Hello! Do you know this visual approach at John F. Kennedy International Airport? This Guide will provide some good information about it, from the history behind it, to how to perform it.
In the New York area, there are three major airports, each one very close to the other. They are: John F. Kennedy (KJKF), La Guardia (KLGA) and Newark Liberty (KEWR).
If you thought about an ILS approach to runway 13L, it would not be possible, since you have LGA in the space, creating an insufficient separation. In this context, the Canarsie Visual was created in the 1970s.
This approach requires pilots to come in from the south west, overflying the Canarsie VOR and turning to either 13L or R on short final.
[As the chart suggests] When cleared for Parkway Visual to Runway 13L/R maintain at or above 2000’ until abeam Rockaway Point.
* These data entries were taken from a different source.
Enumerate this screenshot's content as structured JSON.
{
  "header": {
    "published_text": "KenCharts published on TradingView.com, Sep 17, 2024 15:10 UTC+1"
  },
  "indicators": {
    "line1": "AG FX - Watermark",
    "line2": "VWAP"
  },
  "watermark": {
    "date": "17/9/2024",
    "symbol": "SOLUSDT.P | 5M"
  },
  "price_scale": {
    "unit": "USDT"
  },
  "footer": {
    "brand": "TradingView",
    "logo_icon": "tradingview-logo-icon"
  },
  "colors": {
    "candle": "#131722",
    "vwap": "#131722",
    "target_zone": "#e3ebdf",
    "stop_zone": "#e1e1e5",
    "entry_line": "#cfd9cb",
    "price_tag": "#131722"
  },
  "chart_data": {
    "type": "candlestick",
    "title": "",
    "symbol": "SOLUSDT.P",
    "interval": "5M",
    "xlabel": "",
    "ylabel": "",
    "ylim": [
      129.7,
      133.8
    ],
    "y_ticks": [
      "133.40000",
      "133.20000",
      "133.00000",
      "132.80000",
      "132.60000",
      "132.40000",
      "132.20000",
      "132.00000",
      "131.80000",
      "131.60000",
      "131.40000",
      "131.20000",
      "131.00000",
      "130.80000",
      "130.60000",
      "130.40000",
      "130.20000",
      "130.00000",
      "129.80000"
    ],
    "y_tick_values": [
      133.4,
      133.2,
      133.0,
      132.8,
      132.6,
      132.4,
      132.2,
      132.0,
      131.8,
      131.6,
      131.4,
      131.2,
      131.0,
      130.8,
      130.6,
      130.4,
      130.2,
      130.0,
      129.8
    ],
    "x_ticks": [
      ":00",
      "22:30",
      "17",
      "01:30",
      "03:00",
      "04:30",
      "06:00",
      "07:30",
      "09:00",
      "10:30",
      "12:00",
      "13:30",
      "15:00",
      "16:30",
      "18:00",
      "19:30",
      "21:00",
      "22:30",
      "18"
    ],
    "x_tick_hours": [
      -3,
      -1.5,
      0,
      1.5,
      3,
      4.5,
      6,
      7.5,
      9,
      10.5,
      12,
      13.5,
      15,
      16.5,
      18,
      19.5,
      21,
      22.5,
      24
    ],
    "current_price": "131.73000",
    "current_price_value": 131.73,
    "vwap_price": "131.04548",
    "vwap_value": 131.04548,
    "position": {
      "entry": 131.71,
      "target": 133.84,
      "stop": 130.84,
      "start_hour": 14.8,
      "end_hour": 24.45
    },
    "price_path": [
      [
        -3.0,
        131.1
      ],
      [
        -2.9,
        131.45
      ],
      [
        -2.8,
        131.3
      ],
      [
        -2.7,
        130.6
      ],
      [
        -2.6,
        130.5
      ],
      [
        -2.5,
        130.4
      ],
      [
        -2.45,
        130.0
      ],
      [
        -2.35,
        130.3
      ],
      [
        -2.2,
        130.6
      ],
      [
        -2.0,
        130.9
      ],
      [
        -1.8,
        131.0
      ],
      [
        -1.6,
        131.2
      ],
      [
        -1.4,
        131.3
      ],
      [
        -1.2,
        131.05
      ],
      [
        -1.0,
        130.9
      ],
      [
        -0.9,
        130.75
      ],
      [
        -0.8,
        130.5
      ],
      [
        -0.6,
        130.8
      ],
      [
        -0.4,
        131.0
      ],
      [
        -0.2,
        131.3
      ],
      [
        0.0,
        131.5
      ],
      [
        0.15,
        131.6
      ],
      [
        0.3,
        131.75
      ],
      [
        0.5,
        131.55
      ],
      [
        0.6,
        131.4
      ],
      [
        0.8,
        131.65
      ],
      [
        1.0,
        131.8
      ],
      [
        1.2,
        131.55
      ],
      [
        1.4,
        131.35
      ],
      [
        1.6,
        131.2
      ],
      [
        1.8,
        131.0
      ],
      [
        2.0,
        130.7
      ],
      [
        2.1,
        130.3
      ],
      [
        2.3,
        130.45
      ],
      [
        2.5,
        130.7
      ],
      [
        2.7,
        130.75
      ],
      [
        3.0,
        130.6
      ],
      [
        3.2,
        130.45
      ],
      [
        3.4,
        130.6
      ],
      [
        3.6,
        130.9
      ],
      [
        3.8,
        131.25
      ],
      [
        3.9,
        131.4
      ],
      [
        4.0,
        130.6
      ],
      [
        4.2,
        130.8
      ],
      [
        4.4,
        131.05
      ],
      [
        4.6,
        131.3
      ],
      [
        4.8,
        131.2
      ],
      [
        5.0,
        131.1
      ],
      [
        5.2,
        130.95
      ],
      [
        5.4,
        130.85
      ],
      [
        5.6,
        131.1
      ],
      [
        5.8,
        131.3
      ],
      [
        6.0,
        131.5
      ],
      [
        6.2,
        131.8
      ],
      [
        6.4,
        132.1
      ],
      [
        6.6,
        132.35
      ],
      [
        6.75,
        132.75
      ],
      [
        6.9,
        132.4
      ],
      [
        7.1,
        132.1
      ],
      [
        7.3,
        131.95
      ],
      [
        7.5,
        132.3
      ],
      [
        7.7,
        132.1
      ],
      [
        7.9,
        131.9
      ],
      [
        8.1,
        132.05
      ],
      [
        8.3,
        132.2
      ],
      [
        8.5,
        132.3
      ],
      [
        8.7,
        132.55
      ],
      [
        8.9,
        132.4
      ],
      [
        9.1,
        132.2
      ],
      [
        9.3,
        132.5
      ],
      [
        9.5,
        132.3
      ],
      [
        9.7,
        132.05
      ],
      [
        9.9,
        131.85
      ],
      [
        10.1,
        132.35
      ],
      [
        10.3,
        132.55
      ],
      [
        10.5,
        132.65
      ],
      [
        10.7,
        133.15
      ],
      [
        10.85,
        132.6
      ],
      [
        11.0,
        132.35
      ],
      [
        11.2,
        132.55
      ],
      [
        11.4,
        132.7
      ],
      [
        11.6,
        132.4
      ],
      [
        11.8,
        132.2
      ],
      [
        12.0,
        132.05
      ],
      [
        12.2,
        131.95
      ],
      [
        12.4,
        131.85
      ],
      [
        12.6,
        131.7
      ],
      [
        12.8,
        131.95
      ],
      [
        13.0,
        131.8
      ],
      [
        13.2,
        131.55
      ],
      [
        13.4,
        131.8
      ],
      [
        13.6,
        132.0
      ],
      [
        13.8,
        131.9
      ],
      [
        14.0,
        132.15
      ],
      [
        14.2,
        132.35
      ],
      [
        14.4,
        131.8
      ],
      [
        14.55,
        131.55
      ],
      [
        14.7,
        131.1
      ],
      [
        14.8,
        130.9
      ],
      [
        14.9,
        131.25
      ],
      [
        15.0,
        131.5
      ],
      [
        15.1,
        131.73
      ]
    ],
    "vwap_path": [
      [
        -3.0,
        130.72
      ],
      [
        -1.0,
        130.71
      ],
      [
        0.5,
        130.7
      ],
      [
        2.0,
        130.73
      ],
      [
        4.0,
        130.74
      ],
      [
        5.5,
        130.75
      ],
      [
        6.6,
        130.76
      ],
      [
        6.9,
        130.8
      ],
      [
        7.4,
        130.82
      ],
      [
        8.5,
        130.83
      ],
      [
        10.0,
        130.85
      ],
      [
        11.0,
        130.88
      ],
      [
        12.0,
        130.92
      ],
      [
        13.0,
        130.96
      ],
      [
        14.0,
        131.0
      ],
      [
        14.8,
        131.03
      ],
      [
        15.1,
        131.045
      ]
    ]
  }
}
Remain west of Rockaway Point, thence east of Kingsborough Community College. Remain east of the Shore Parkway. Cross Brooklyn Coast Guard Air Station at or above 1500’. Remain east of the Shore Parkway until Canarsie Pier.
Since you crossed the CRI VOR, you should apply a 041 heading until you reach Jamaica Bay. In the case you are going to land at runway 13R, begin your descent. If you are going to land at runway 13L, keep the altitude.
Once you reach the red point, you have two ways:
i) 13R - You have already commenced the descent, so you just have to align to the runway and continue descending until you land.
ii) 13L - You have to start your descent now and you have to make a right turn, following the Crossbay Parkway until you reach the Shore Parkway intersection, although keep slightly south until you reach the Aqueduct Race Track, then align with the runway, keep the descent and land.
Last, but not least… have fun (with security)!
- Weather minimums for the Canarsie Visual are 3sm visibility and 2500’ ceiling;
- When winds are from the east 13L is mostly used for landing and 13R for take-off.
Thank you for reading it! Safe flights!